Since the age of four, I have had a recurring dream
. It is nothing frightening
. Nothing happens, even. All it is is a place
I am waiting for something; a bus, I think. There is a long, straight road ahead of me. It is flanked by grassy verges on either side. On these verges are planted a few trees. Those ones with a long, thin, bare trunk and then a bulbous round of leaves at the top. Like something you'd find in a shopping mall alongside an artificial waterfall. There may also be an American flag flying nearby. The final detail is a small white hut, near to where I am standing.
This dream happens around once every month. You must understand that, after years of visiting it, I feel I know this place very well. I've sometimes visited it whilst awake, too, in a daydream.
A few years ago, I was returning from my holiday in Devon in the car with my mother and brother. I was navigating, but not terribly well. We were somewhere near Oxford, approaching a roundabout. Mum asked me which way we should go. I had no idea. "Left?", I said, totally at random. So we turned left.
As soon as we turned on to this road, I began to cry. To sob. An awesome wave of recognition, followed by one of intense fear washed over me. There were the trees, the hut, the grassy verges, the straight road. My mother pulled over. She was getting into a state, asking me why I was crying, seemingly inexplicably. I told her. We drove on, with me still in tears.

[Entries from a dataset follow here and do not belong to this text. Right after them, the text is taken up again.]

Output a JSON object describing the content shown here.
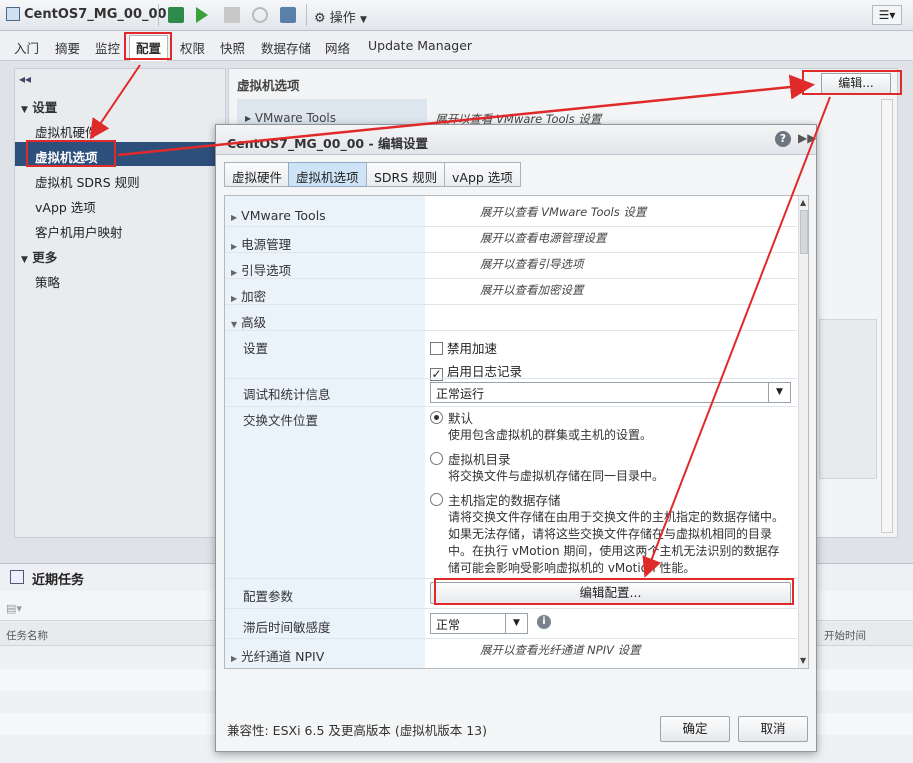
{
  "window": {
    "title": "CentOS7_MG_00_00",
    "actions_label": "操作"
  },
  "main_tabs": [
    "入门",
    "摘要",
    "监控",
    "配置",
    "权限",
    "快照",
    "数据存储",
    "网络",
    "Update Manager"
  ],
  "selected_tab": "配置",
  "nav": {
    "settings_header": "设置",
    "items": [
      "虚拟机硬件",
      "虚拟机选项",
      "虚拟机 SDRS 规则",
      "vApp 选项",
      "客户机用户映射"
    ],
    "more_header": "更多",
    "more_items": [
      "策略"
    ]
  },
  "content": {
    "title": "虚拟机选项",
    "edit_button": "编辑...",
    "bg_row_label": "VMware Tools",
    "bg_row_value": "展开以查看 VMware Tools 设置"
  },
  "recent": {
    "title": "近期任务",
    "col_task": "任务名称",
    "col_start": "开始时间"
  },
  "dialog": {
    "title": "CentOS7_MG_00_00 - 编辑设置",
    "tabs": [
      "虚拟硬件",
      "虚拟机选项",
      "SDRS 规则",
      "vApp 选项"
    ],
    "selected_tab": "虚拟机选项",
    "rows": {
      "vmware_tools": {
        "label": "VMware Tools",
        "value": "展开以查看 VMware Tools 设置"
      },
      "power": {
        "label": "电源管理",
        "value": "展开以查看电源管理设置"
      },
      "boot": {
        "label": "引导选项",
        "value": "展开以查看引导选项"
      },
      "encryption": {
        "label": "加密",
        "value": "展开以查看加密设置"
      },
      "advanced": {
        "label": "高级"
      },
      "settings": {
        "label": "设置",
        "opt1": "禁用加速",
        "opt2": "启用日志记录",
        "opt1_checked": false,
        "opt2_checked": true
      },
      "debug": {
        "label": "调试和统计信息",
        "value": "正常运行"
      },
      "swap": {
        "label": "交换文件位置",
        "r1_title": "默认",
        "r1_desc": "使用包含虚拟机的群集或主机的设置。",
        "r2_title": "虚拟机目录",
        "r2_desc": "将交换文件与虚拟机存储在同一目录中。",
        "r3_title": "主机指定的数据存储",
        "r3_desc1": "请将交换文件存储在由用于交换文件的主机指定的数据存储中。",
        "r3_desc2": "如果无法存储，请将这些交换文件存储在与虚拟机相同的目录",
        "r3_desc3": "中。在执行 vMotion 期间，使用这两个主机无法识别的数据存",
        "r3_desc4": "储可能会影响受影响虚拟机的 vMotion 性能。"
      },
      "config_params": {
        "label": "配置参数",
        "button": "编辑配置..."
      },
      "latency": {
        "label": "滞后时间敏感度",
        "value": "正常"
      },
      "npiv": {
        "label": "光纤通道 NPIV",
        "value": "展开以查看光纤通道 NPIV 设置"
      }
    },
    "compat": "兼容性: ESXi 6.5 及更高版本 (虚拟机版本 13)",
    "ok": "确定",
    "cancel": "取消"
  },
  "colors": {
    "accent_red": "#e02a2a",
    "nav_selected": "#2d4f7c",
    "tab_selected": "#cfe3f7"
  }
}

This was the scariest moment of my life. Imagine it. Imagine yourself in a dream place. Somewhere you know does not exist. Somewhere you invented for yourself.

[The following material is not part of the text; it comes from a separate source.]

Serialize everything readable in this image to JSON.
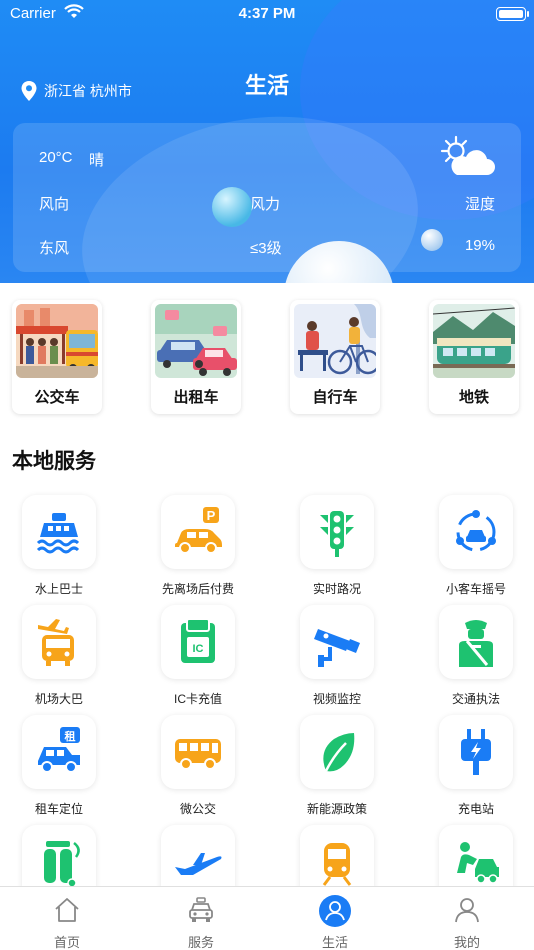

A few days later, mum told me that there was a simple explanation for what had happened. I had been there, apparently, when I was three. We had been waiting for a bus. This would explain why I had dreamt about the place. However, I am not convinced. I think my mother may be trying to placate me. We live around 150 miles away from the place. Why would we have been waiting for a bus there? And why did she not tell me this as soon as I started crying?